2. The Class B Non-Voting Participating Shares of the Filer are listed on Toronto Stock Exchange under the trading symbol SJR.B and, accordingly, the Filer is not a venture issuer.
The Acquisition and Mid-Bowline
3. Effective March 1, 2016, the Filer indirectly acquired (the Acquisition) all of the issued and outstanding equity of Mid-Bowline Group Corp. (Mid-Bowline) pursuant to an arrangement agreement made effective as of December 16, 2015, as amended.
Significance of the Acquisition
4. Pursuant to subsection 8.2(1) of NI 51-102, if a reporting issuer makes a significant acquisition it must file a BAR within 75 days after the acquisition date. The tests for determining whether an acquisition is a significant acquisition are set out in section 8.3 of NI 51-102 and are referred to as the asset test, the investment test and the profit or loss test. An acquisition by the Filer is a significant acquisition if any of the three foregoing tests yield a result that exceeds 20%.
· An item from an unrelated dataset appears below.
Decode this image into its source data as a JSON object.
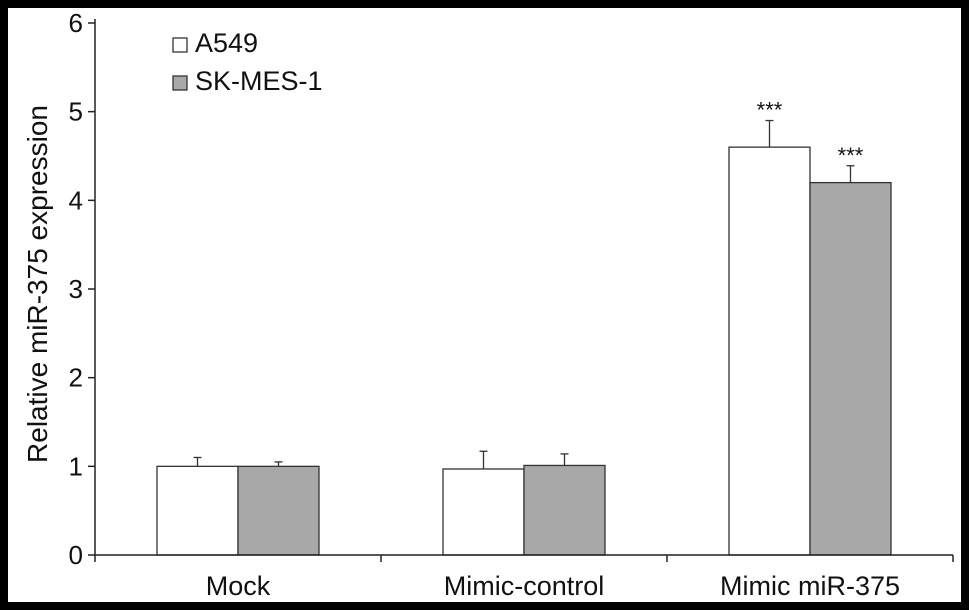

5. The Acquisition is not a significant acquisition under
(a) the asset test in paragraph 8.3(2)(a) of NI 51-102 as the consolidated assets of Mid-Bowline represents approximately 8.1% of the Filer's consolidated assets as stated on its audited financial statement for the year ended August 31, 2015 (the Audited Financial Statements), or
(b) the investment test in paragraph 8.3(2)(b) of NI 51-102 as the Filer's consolidated investment in, and advances to, Mid-Bowline represents approximately 11.5% of the Filer's consolidated assets as stated on its Audited Financial Statements.
6. The Acquisition is a significant acquisition under the profit or loss test in paragraph 8.3(2)(c) of NI 51-102 as the consolidated specified profit or loss of Mid-Bowline represents approximately 45.9% of the Filer's consolidated specified profit or loss as stated on its Audited Financial Statements.
7. The application of the profit and loss test leads to an anomalous result due to a series of agreements entered into with a third party corporation (Third Party) by which the Third Party transferred certain licenses to Mid-Bowline's subsidiary, WIND Mobile Corp. (WIND), in exchange for nominal consideration and one spectrum license of significantly lesser value with Mid-Bowline recognizing (on a consolidated basis, before the Acquisition), a significant one-time gain of approximately $265 million, which reflects the significant excess of the estimated fair value of the licences received by WIND from the Third Party over the carrying value of that one licence that WIND transferred to the Third Party.
The Significance of the Acquisition from a Practical, Commercial, or Financial Perspective
8. Overall, the Filer is of the view that the Acquisition is not a "significant acquisition" to it from a practical, commercial or financial perspective, due to the results of the asset test and the investment test and other metrics put forward by the Filer, such as the number of subscribers of the Filer as compared to those of Mid-Bowline.
Each of the Decision Makers is satisfied that the decision meets the test set out in the Legislation for the Decision Maker to make the decision.
The decision of the Decision Makers under the Legislation is that the Exemption Sought is granted.